Troubling because he sees little prospect in an adult’s ability to change—like the woman in the front seat of the trotro I boarded to work earlier in the day, dark-skinned and crowned with faux dreadlocks more out of convenience than as a beauty decision. The woman, whose face I couldn’t properly see from the back row of the bus, was the loudest of the three people engaged in an argument. The other two were men. As all of them spoke simultaneously, their voices were muffled in one another, but a line by the woman shot past the other passengers in the car, straight to me. “A white person’s witchcraft is unmatched. It’s extremely useful. For us Africans, even in your progress, another envies you.” She smiled a sagacious smile after, like she had just uttered profound philosophy. I boiled with disgust. How would this woman, definitely over 30 and ignorance about her own history, raise her kids progressively?
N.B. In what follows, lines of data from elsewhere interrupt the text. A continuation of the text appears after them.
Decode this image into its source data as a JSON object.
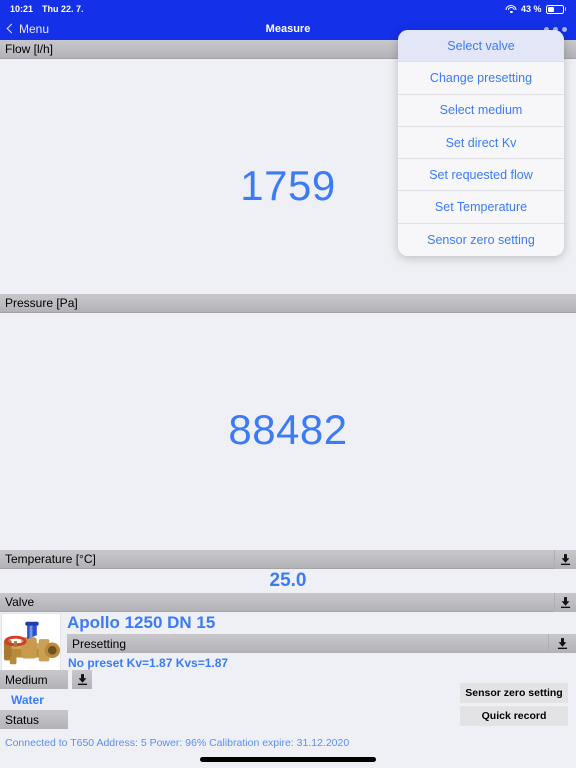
{
  "statusbar": {
    "time": "10:21",
    "date": "Thu 22. 7.",
    "battery_percent": "43 %",
    "battery_level": 43,
    "wifi_icon": "wifi-icon",
    "battery_icon": "battery-icon"
  },
  "navbar": {
    "back_label": "Menu",
    "title": "Measure",
    "more_icon": "ellipsis-icon"
  },
  "sections": {
    "flow": {
      "header": "Flow [l/h]",
      "value": "1759"
    },
    "pressure": {
      "header": "Pressure [Pa]",
      "value": "88482"
    },
    "temperature": {
      "header": "Temperature [°C]",
      "value": "25.0"
    },
    "valve": {
      "header": "Valve",
      "name": "Apollo 1250 DN 15",
      "presetting_header": "Presetting",
      "presetting_value": "No preset Kv=1.87 Kvs=1.87",
      "thumb_icon": "valve-thumbnail-icon"
    },
    "medium": {
      "header": "Medium",
      "value": "Water"
    },
    "status": {
      "header": "Status",
      "value": "Connected to T650 Address: 5 Power: 96% Calibration expire: 31.12.2020"
    }
  },
  "download_icon": "download-icon",
  "buttons": {
    "sensor_zero": "Sensor zero setting",
    "quick_record": "Quick record"
  },
  "popover": {
    "items": [
      {
        "label": "Select valve",
        "highlighted": true
      },
      {
        "label": "Change presetting",
        "highlighted": false
      },
      {
        "label": "Select medium",
        "highlighted": false
      },
      {
        "label": "Set direct Kv",
        "highlighted": false
      },
      {
        "label": "Set requested flow",
        "highlighted": false
      },
      {
        "label": "Set Temperature",
        "highlighted": false
      },
      {
        "label": "Sensor zero setting",
        "highlighted": false
      }
    ]
  },
  "colors": {
    "nav_blue": "#1430e8",
    "accent_blue": "#3b7bf6",
    "header_gray": "#bcbcc1",
    "page_bg": "#eef0f5"
  }
}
“ɛyɛ me ya sɛɛ wo bɛ ka sɛɛ obroni wɔ nyansa sen obibini,” Fuse laments, blaming the woman's comments partly on a longstanding culture of what constitutes respect.
“You know, growing up nu, a sɛ if you question an older person, it’s like you’re disrespecting them. So sometimes, I still get caught up in our culture of respecting our elders and keep quiet. But we’re now adults, and at some point, we have to speak up, because it doesn’t make sense to say that a white man possesses better intellectual equipment than the African. It’s time to question it. Why is it that you’re speaking like that? It’s the way you’ve been conditioned.”
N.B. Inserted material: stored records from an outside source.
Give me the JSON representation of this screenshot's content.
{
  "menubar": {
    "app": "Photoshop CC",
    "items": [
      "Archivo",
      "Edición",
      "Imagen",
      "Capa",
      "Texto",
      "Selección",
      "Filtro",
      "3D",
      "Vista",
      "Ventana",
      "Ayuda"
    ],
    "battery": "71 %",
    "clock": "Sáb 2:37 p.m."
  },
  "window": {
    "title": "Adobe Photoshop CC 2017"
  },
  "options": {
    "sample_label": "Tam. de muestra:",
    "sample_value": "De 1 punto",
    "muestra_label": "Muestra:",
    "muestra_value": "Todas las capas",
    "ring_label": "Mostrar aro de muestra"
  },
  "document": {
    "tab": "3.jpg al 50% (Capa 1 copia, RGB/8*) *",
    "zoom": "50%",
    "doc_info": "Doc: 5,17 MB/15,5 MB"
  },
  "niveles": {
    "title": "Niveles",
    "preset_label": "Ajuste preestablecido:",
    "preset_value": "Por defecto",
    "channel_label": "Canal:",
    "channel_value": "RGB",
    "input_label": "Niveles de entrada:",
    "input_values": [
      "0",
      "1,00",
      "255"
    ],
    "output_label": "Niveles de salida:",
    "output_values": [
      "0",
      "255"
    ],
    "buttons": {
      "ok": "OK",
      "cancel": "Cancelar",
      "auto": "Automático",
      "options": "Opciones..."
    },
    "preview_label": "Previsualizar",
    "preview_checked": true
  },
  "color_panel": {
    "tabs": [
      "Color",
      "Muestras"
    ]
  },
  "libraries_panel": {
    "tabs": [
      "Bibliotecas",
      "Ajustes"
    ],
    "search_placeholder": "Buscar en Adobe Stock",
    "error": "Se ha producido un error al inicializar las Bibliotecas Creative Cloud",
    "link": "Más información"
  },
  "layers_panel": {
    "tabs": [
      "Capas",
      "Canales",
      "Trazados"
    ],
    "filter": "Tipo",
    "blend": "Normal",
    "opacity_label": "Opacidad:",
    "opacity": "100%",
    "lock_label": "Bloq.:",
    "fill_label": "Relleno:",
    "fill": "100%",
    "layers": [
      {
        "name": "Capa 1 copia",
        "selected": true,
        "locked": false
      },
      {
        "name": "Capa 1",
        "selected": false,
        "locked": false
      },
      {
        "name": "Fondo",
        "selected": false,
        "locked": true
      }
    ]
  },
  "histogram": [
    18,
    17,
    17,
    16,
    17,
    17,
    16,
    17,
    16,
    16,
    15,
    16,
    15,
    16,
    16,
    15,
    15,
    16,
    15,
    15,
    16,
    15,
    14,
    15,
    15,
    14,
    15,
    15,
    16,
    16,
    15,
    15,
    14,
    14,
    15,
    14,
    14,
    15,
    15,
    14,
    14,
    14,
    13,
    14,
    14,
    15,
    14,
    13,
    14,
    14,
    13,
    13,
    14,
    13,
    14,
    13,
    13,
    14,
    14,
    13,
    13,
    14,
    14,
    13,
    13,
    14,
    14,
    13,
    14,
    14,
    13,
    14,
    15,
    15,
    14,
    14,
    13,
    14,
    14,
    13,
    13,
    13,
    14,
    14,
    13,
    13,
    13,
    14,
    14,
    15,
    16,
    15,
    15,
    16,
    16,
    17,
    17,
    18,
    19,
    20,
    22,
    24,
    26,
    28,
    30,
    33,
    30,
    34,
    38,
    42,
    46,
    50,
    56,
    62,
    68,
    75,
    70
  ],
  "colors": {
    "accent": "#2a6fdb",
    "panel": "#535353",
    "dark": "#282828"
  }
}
A major reason he’s back home is to promote 'Bra Fie', a joint that lends itself both as a protest against marginalisation based on race, and a clarion call for the diaspora to return to their heritage. It is taken off Fuse’s forthcoming album, his sophomore, New Africa Nation, an audacious enterprise to rebrand the continent. Wouldn’t one want to know the conversations that ensued between Fuse and Damian Marley, distant relatives and descendants of a powerful ancestry?
“The dialogue that Damian and I went through before making the song is a lot to even go through," he says, "but essentially we both agreed that it’s time for us to work together as Africa and the Caribbean—of course, we are all Africans. It’s time for us to work together because, you know, there are so many things that have been put in place to block us from the motherland and taken to another land, you know, from the Americas to the Caribbean, to Europe. So many things stopping us from uniting. We’re using the music. It’s time for us to use music as a way to unite."
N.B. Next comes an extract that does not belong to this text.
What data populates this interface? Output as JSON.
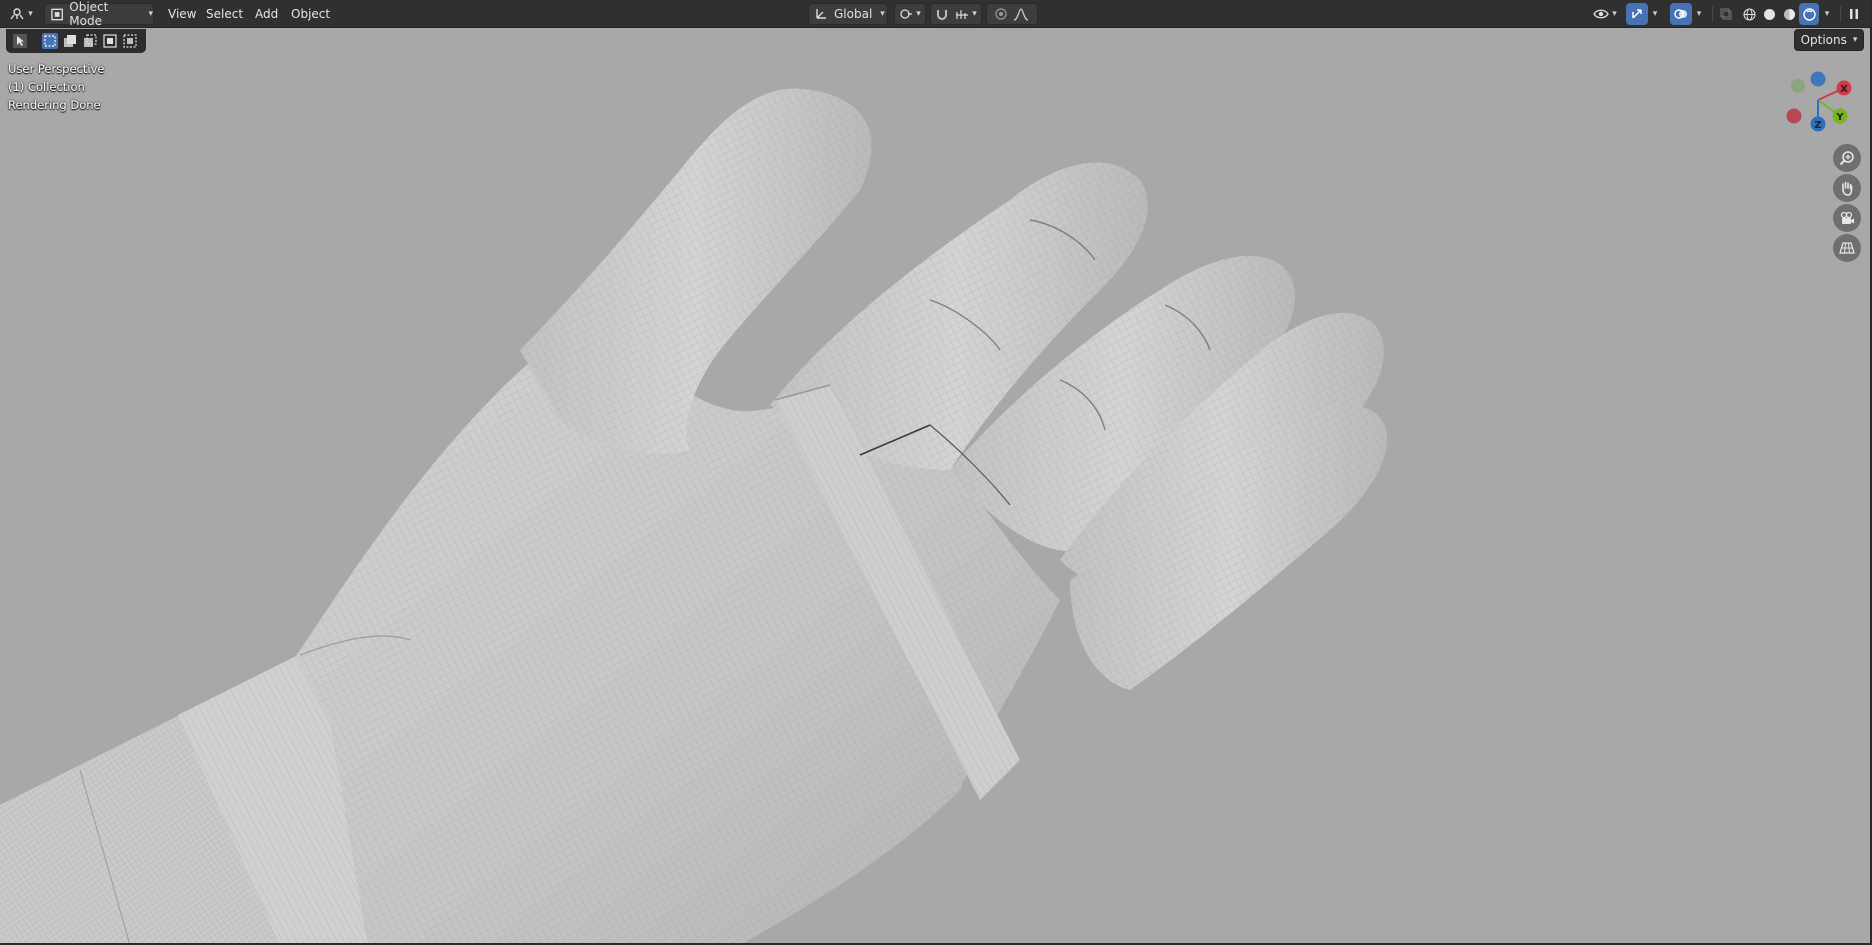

To conclude our discussion, we revisit at my request the looming dystopian future of a Ghana where parents still socialise their kids into an inferiority complex about their potential simply based on their skin color. Fuse categorises parents into those his age (in the neighborhood of 30), and then “parents parents”, referring to guardians his parents’ age. He notes that the approach for each demographic should be unique. Many young parents are gradually buying into the philosophy of the 'New Africa Nation'. With “parents parents”, however, it will take several years worth of convincing.
But ultimately, questions have to be asked. Why did our ancestors embrace a white Jesus, and oppression, and a skewed educational system? By all means, Fuse says, listen but it is “also cool to ask questions".
"When you’re born as a baby, everybody is looking after you, and then you get to a certain level where you feel like you’re independent, and then you get to a level where you don’t want your mum to hold your hand to cross the road. And then they [parents] get to a level where we have to hold their hands to cross the road. It’s time for us to hold their hands to cross the road. That is the education part.”